1 Introduction

Do you have the problem that you want to do a linkage analysis but your map file is massive and far too big for your needs? Do you wish to reduce false positive rates and speed up execution times? Firstly you can use PLINK to keep only the common SNPs by typing something like the following.

plink --file mydata --maf 0.4 --recode --out mydata-frequent

We could also (optionally) try and remove SNPs that are in strong linkage disequilibrium (LD) with one another by typing something like the following in PLINK.

plink --file mydata-frequent --indep 50 5 2 --out pruned-snp-list

plink --file mydata-frequent --extract pruned-snp-list.prune.in --recode --out mydata-pruned

Unfortunately, this only gets you so far - the map file still contains too many SNPs. What can one do? Now you can use MapThin to thin your map file!

./mapthin mydata-frequent.map thinned-data.map

Note that running MapThin against your map file using genetic distance (cM) (the default) should remove any pairs of SNPs that are too correlated, making the PLINK step to remove SNPs that are in strong LD unnecessary.

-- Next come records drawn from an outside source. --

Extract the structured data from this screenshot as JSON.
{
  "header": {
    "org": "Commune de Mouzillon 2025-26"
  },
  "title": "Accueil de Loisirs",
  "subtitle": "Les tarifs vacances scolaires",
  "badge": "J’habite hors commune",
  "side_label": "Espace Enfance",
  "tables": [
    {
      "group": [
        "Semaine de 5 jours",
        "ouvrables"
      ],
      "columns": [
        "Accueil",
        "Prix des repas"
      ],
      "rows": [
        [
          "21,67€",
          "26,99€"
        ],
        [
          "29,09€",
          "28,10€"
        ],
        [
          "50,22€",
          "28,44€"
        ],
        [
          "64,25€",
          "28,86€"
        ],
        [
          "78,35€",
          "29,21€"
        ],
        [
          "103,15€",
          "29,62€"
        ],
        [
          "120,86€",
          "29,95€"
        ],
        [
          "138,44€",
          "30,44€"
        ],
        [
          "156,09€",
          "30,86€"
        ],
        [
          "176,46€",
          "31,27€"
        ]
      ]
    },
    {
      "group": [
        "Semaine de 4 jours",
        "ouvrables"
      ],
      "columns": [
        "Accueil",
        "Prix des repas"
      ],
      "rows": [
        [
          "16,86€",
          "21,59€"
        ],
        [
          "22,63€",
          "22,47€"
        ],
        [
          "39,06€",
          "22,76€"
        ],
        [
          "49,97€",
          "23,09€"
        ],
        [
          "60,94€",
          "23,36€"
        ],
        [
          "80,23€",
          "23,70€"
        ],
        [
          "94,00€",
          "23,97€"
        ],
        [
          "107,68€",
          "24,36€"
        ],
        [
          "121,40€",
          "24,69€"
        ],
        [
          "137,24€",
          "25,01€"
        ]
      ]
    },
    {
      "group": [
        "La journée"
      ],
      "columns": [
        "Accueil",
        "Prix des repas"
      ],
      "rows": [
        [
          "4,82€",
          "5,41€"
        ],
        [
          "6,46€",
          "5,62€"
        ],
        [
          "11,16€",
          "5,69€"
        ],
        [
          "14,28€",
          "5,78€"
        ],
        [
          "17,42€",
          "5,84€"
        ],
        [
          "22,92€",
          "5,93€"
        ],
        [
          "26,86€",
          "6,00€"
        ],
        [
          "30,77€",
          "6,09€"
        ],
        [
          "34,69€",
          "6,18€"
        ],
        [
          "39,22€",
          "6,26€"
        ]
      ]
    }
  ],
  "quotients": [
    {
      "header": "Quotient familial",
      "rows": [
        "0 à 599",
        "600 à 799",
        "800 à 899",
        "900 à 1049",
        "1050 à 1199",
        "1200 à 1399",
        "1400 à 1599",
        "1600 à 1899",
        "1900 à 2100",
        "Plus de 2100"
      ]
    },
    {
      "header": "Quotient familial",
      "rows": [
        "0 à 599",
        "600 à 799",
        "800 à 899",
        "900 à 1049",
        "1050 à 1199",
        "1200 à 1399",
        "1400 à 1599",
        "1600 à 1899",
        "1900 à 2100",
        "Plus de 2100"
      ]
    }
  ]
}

The program MapThin thins map files by simply taking the first SNP and then moving a genetic marker along the list of SNPs and taking the closest SNP to this marker for each step (or second closest if the SNP is already chosen). The length of this marker is determined by setting the “SNPs per cM” option. It is also possible to choose an absolute number of SNPs to keep or a percentage of SNPs to keep. These options work by searching for a suitable length for the marker step. There is no guarantee that the thinned map file will contain the exact number or percent of SNPs required, but should be very close. Extreme thinning options that are near to 0 or 100 percent may fail.

In the case where genetic distances are not available it may be useful to thin the SNPs on the basis of base pair position instead of genetic distance. Therefore, an option is included to thin the SNPs using base pair position instead of genetic distance. This option works the same as for genetic distance but uses the values in the base pair position column of the map file instead of the genetic distance column.